Quand Ivan sortit de son pourpoint son cadeau pas plus gros qu’un paquet de tabac à rouler, les visages devinrent hilares.
Quand le tsar déballa la merveille, ce fut la soupe à la grimace.
Le kilim faisait une dizaine de mètres carrés, il était dans une soie si fine qu’il ne tenait guère de place, si résistante qu’on n’aurait pas pu le couper avec la lame d’une épée, mais qui aurait osé commettre un tel sacrilège ? Plaines et montagnes y étaient représentées, un fleuve le traversait. De là, naissaient villes et villages, champs et forêts. Un pays tout entier !
– Il faut accrocher ce tapis au mur de la salle du trône. Nul ne doit marcher dessus ! Merci, Ivan, c’est de loin le plus beau cadeau que l’on ne m’ait jamais fait. Tu es un véritable fils pour moi.
Ces mots du tsar déplurent à ses filles ; elles décidèrent de réagir et, se faisant miel, lui dirent :
– Vous avez raison, père, suspendons-le. Ce soir, nous danserons devant en son honneur. Nous trois… et son auteur, bien entendu !
Ainsi fut-il ordonné et Ivan rentra chez lui, plus abattu qu’il n’en était parti.
– Coa, coa, mon ami, que vous est-il arrivé ? Mon kilim n’a pas plu au tsar ?
– Hélas ! Ma mie, il en a été émerveillé. Il veut vous voir et que vous dansiez pour lui ! Je me dois de lui obéir et de vous exhiber. De la honte quand vous sautillerez, jamais vous ne vous en remettrez, jamais, je ne me le pardonnerai.

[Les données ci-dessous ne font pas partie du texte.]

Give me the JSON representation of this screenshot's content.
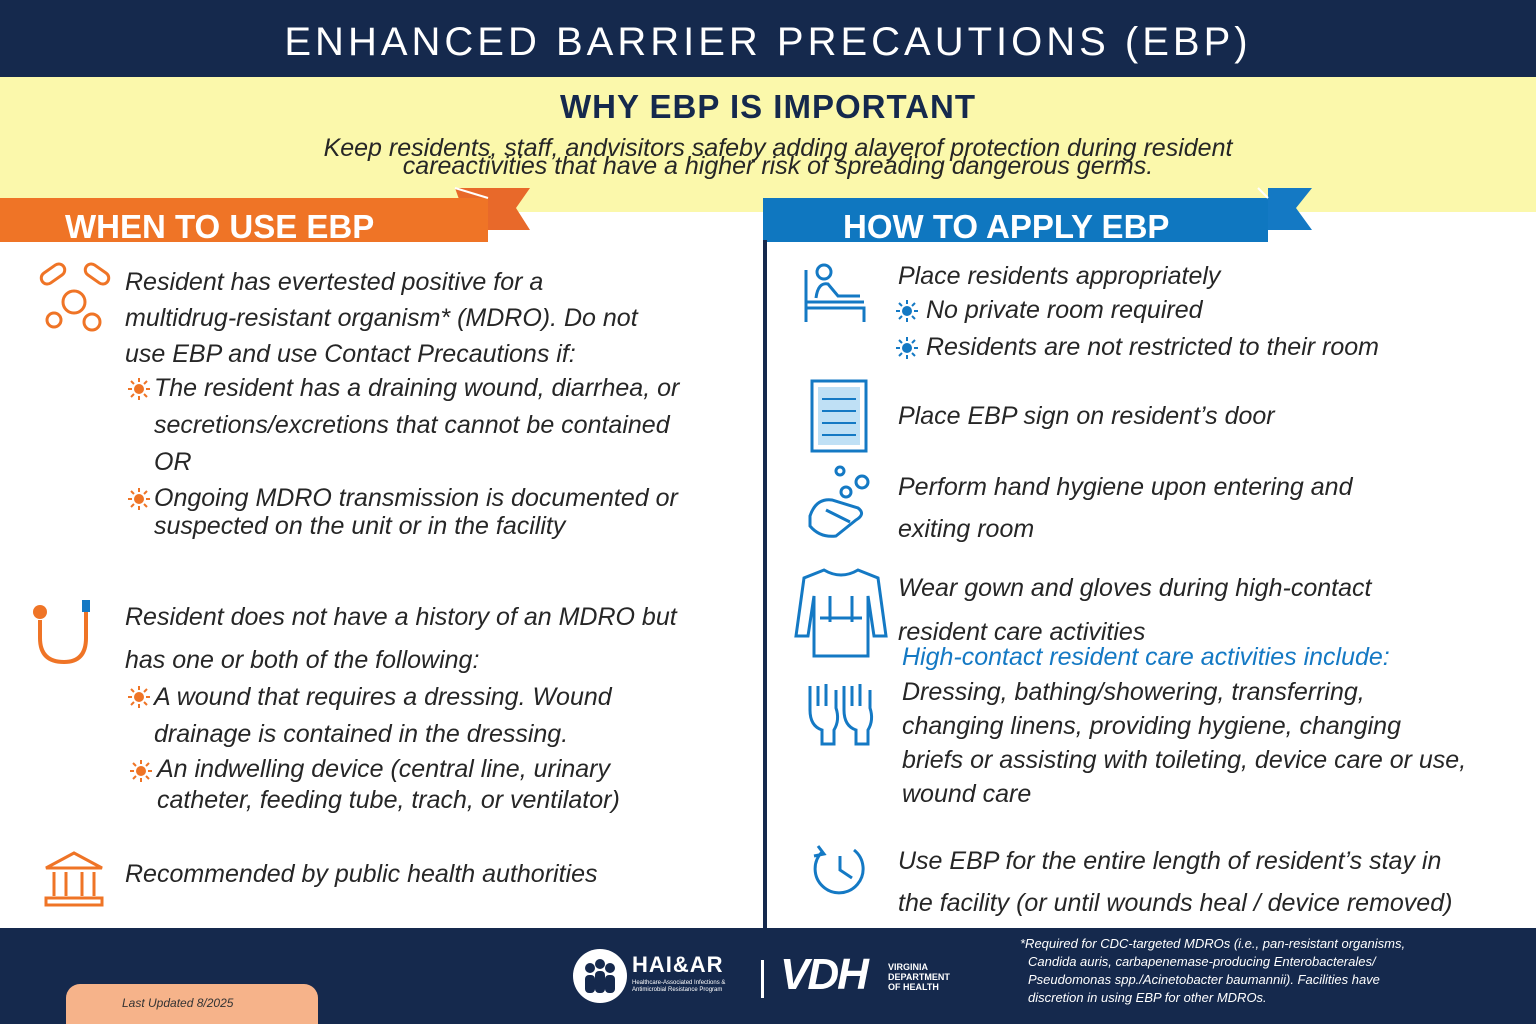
{
  "header": {
    "title": "ENHANCED BARRIER PRECAUTIONS (EBP)"
  },
  "why": {
    "title": "WHY EBP IS IMPORTANT",
    "lines": [
      "Keep residents, staff, andvisitors safeby adding alayerof protection during resident",
      "careactivities that have a higher risk of spreading dangerous germs."
    ]
  },
  "when": {
    "title": "WHEN TO USE EBP",
    "items": [
      {
        "lines": [
          "Resident has evertested positive for a",
          "multidrug-resistant organism* (MDRO). Do not",
          "use EBP and use Contact Precautions if:"
        ],
        "bullets": [
          [
            "The resident has a draining wound, diarrhea, or",
            "secretions/excretions that cannot be contained",
            "OR"
          ],
          [
            "Ongoing MDRO transmission is documented or",
            "suspected on the unit or in the facility"
          ]
        ]
      },
      {
        "lines": [
          "Resident does not have a history of an MDRO but",
          "has one or both of the following:"
        ],
        "bullets": [
          [
            "A wound that requires a dressing. Wound",
            "drainage is contained in the dressing."
          ],
          [
            "An indwelling device (central line, urinary",
            "catheter, feeding tube, trach, or ventilator)"
          ]
        ]
      },
      {
        "lines": [
          "Recommended by public health authorities"
        ]
      }
    ]
  },
  "how": {
    "title": "HOW TO APPLY EBP",
    "items": [
      {
        "lines": [
          "Place residents appropriately"
        ],
        "bullets": [
          "No private room required",
          "Residents are not restricted to their room"
        ]
      },
      {
        "lines": [
          "Place EBP sign on resident’s door"
        ]
      },
      {
        "lines": [
          "Perform hand hygiene upon entering and",
          "exiting room"
        ]
      },
      {
        "lines": [
          "Wear gown and gloves during high-contact",
          "resident care activities"
        ],
        "subtitle": "High-contact resident care activities include:",
        "detail": [
          "Dressing, bathing/showering, transferring,",
          "changing linens, providing hygiene, changing",
          "briefs or assisting with toileting, device care or use,",
          "wound care"
        ]
      },
      {
        "lines": [
          "Use EBP for the entire length of resident’s stay in",
          "the facility (or until wounds heal / device removed)"
        ]
      }
    ]
  },
  "footer": {
    "last_updated": "Last Updated 8/2025",
    "logo1": "HAI&AR",
    "logo1_sub": [
      "Healthcare-Associated Infections &",
      "Antimicrobial Resistance Program"
    ],
    "logo2": "VDH",
    "logo2_sub": [
      "VIRGINIA",
      "DEPARTMENT",
      "OF HEALTH"
    ],
    "note": [
      "*Required for CDC-targeted MDROs (i.e., pan-resistant organisms,",
      "Candida auris, carbapenemase-producing Enterobacterales/",
      "Pseudomonas spp./Acinetobacter baumannii). Facilities have",
      "discretion in using EBP for other MDROs."
    ]
  }
}
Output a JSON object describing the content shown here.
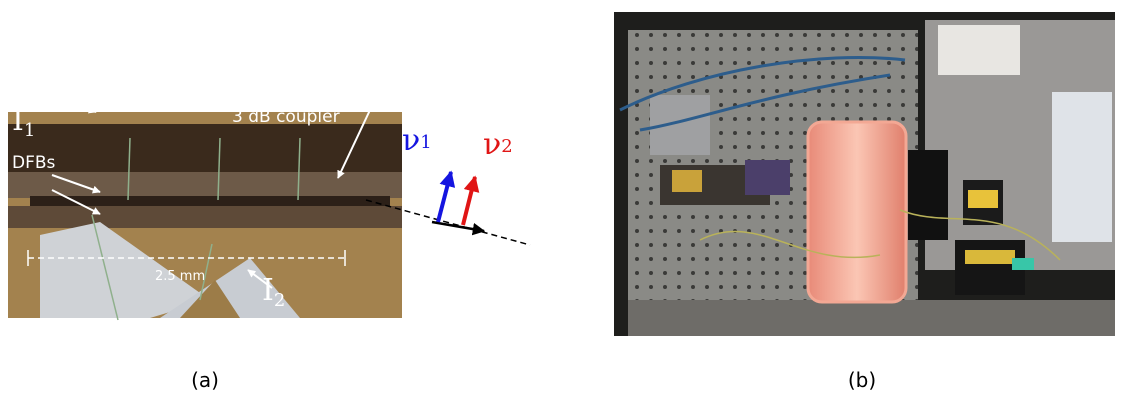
{
  "panel_a": {
    "i1": {
      "main": "I",
      "sub": "1"
    },
    "coupler": "3 dB coupler",
    "dfbs": "DFBs",
    "length": "2.5 mm",
    "i2": {
      "main": "I",
      "sub": "2"
    },
    "nu1": {
      "main": "ν",
      "sub": "1"
    },
    "nu2": {
      "main": "ν",
      "sub": "2"
    },
    "caption": "(a)"
  },
  "panel_b": {
    "caption": "(b)"
  }
}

Cette fois, vaincue, Vassilissa pleura.
La nuit précédente, elle avait agi dans le noir absolu. Rejetant sa peau gluante de batracien, elle avait commencé son travail de tissage, tremblant sans arrêt, guettant le moindre souffle, terrorisée à l’idée que Kochtchéï puisse la voir. Elle n’avait pas le choix. Son ouvrage devait être si exceptionnel que nul n’aurait pu accuser Ivan d’avoir demandé à une domestique de la faire. Mais elle avait beau être habile, elle ne progressait guère. Oh, Ivan ! Pourquoi m’as-tu prévenue si tard ? Les premières lueurs éclairèrent une œuvre d’une extrême finesse, mais inachevée. Elle était épuisée. Des larmes coulaient sur ses joues. La peur avait disparu, emportée par le désespoir, oubliant toute menace, elle continua, bénissant le soleil qui, certes, la dévoilait aux yeux du monde, mais, grâce à sa lumière, lui permettait désormais de travailler rapidement. Par bonheur, Kochtchéï, ce matin-là, comme tous les matins du reste, gérait sa cité de cristal et personne ne s’intéressa à une chambre close où « tramait » une femme ; par bonheur, Ivan, lui aussi épuisé, se leva tard. Elle avait donc eu deux, trois heures à elle et elle parvint à finir son ouvrage.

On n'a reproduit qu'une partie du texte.